Giuliani quits GOP race, endorses John McCain
But Florida proved to be less than hospitable. His poll numbers dropped and key endorsements went to McCain.
Surveys of voters leaving polling places Tuesday showed that Giuliani was getting backing from some Hispanics, abortion rights supporters and people worried about terrorism, but was not dominating in any area.
McCain, addressing his own supporters moments later in Miami, gave Giuliani a warm rhetorical embrace, a possible prologue to accepting Giuliani's expected support.
"I want to thank my dear friend, my dear friend Rudy Giuliani, who invested his heart and soul in this primary and who conducted himself with all the qualities of the exceptional American leader he truly is," McCain said. "Thank you, Rudy, for all you have added to this race and for being an inspiration to me and millions of Americans."
Giuliani hung his bid for the Republican presidential nomination on his leadership. His stalwart performance as New York mayor in the tense days after the Sept. 11, 2001, terrorist attacks on New York and Washington earned him national magazine covers, international accolades and widespread praise.
Steadfast in a crisis, as a candidate Giuliani was a bundle of contradictions, so much so that he liked to joke that even he didn't always agree with himself.
A moderate-to-liberal New Yorker, Giuliani became a Republican mayor of an overwhelmingly Democratic city. Campaigning for national office, he claimed to have created the most conservative government in the most liberal city in America.
After earning a reputation as a tough-talking, even abusive executive, Giuliani the presidential candidate was mostly mild-mannered in debates, even as those around him got meaner.
Giuliani, 63, first gained prominence as a crime-busting federal prosecutor in New York City. Jailing mob bosses, Wall Street executives and corrupt politicians helped propel his next career as a politician, but it wasn't an immediate success. He lost the first time he ran for mayor in 1989 before winning in 1993.
As mayor, he fostered a take-charge image by rushing to fires and crime scenes to brief the press, but some critics felt he was more concerned about taking credit from others for what became a historic decline in the city's crime rate during his tenure.
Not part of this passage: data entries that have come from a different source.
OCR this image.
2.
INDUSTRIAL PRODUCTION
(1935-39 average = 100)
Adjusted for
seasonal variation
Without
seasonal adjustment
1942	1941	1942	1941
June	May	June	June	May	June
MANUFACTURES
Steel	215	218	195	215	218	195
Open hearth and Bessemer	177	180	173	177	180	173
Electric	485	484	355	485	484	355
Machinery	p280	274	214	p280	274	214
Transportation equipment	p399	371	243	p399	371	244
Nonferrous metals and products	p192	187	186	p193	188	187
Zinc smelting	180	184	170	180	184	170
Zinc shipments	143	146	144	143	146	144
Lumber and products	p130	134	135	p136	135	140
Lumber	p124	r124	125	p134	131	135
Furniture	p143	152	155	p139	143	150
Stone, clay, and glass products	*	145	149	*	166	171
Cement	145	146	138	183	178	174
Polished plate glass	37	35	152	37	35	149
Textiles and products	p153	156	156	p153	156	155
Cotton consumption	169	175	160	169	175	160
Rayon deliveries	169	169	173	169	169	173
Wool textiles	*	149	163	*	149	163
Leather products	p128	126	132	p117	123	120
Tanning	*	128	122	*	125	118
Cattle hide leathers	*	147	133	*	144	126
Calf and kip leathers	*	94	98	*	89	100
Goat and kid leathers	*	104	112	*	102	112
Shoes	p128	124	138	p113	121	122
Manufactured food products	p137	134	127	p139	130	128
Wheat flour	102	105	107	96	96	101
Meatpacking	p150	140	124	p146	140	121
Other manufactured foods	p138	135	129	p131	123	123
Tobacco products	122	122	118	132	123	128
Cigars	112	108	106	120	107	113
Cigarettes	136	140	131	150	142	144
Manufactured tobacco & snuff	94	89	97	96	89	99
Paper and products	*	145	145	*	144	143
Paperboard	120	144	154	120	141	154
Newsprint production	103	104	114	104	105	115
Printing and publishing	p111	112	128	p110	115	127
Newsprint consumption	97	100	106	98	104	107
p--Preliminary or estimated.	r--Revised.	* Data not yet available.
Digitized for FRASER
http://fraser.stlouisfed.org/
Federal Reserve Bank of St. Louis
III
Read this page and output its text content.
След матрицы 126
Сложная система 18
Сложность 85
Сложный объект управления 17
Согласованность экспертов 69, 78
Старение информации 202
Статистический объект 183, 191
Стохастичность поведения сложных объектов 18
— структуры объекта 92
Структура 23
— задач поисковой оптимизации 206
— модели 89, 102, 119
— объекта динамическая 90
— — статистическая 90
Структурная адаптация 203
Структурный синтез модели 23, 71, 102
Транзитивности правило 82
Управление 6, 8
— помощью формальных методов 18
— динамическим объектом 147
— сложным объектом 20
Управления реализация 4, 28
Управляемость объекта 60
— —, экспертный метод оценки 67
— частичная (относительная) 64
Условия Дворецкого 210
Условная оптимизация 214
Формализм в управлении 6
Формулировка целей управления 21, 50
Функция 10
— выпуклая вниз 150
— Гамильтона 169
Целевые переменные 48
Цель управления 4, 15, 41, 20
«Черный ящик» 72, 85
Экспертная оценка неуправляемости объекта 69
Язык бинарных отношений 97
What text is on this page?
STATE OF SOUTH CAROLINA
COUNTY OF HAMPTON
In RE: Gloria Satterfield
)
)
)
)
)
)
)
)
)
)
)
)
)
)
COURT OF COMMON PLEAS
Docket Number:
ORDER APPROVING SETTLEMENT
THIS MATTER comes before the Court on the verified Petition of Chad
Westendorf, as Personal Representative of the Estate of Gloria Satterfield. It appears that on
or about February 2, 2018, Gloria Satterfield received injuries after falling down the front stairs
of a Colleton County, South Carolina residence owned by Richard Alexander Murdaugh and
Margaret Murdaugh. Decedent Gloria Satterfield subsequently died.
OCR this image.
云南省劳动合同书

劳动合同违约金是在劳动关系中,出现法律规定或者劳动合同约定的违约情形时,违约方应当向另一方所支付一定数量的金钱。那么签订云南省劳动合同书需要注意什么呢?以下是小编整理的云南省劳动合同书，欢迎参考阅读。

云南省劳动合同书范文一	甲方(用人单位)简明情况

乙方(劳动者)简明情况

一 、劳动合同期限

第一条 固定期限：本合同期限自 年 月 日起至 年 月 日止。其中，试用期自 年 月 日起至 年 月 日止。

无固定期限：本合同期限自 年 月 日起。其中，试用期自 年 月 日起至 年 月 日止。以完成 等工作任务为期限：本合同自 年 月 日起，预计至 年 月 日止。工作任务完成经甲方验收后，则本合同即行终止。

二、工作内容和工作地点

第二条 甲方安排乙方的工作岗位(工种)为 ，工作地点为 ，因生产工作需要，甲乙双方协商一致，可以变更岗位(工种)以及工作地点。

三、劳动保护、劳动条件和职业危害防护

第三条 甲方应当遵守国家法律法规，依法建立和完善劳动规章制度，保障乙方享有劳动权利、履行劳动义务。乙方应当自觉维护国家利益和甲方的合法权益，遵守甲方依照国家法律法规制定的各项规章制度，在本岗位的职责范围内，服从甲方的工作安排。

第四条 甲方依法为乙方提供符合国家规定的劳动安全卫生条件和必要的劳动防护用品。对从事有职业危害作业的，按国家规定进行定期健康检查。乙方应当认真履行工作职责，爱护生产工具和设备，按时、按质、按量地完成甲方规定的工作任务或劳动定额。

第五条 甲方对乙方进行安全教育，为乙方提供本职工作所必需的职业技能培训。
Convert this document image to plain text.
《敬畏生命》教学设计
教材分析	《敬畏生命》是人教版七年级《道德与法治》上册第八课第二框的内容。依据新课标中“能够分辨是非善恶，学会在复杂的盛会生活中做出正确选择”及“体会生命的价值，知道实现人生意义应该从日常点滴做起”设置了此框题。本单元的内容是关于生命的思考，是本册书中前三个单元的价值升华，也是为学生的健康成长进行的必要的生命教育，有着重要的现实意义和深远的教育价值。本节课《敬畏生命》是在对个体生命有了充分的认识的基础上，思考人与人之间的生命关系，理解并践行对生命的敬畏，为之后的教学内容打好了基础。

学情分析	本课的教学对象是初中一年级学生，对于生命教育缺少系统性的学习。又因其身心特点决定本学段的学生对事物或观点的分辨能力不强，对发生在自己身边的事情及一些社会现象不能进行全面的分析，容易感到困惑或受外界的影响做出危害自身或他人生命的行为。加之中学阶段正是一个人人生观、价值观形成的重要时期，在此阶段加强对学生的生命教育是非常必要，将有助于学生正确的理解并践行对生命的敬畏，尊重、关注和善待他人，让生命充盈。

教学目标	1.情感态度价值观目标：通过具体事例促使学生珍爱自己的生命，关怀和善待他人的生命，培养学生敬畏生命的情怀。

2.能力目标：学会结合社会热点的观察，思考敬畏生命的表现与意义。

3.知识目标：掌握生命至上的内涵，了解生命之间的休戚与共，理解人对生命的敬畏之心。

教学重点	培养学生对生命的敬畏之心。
A bout with prostate cancer and the very public breakup of his marriage with second wife Donna Hanover - she first learned he was filing for divorce when he made the announcement at a televised news conference - forced Giuliani to withdraw from a race for the U.S. Senate against Democrat Hillary Rodham Clinton in 2000. The messy divorce was revisited in awkward detail once he re-entered politics.
With no working strategy in his presidential campaign, no primary victories and dwindling resources, the mayor's third-place finish in Florida spelled the end of his run, even if his crestfallen supporters couldn't believe it.
"They'll be sorry!" a woman with a New York accent called out to the mayor as he spoke. "You sound like my mother," Giuliani joked.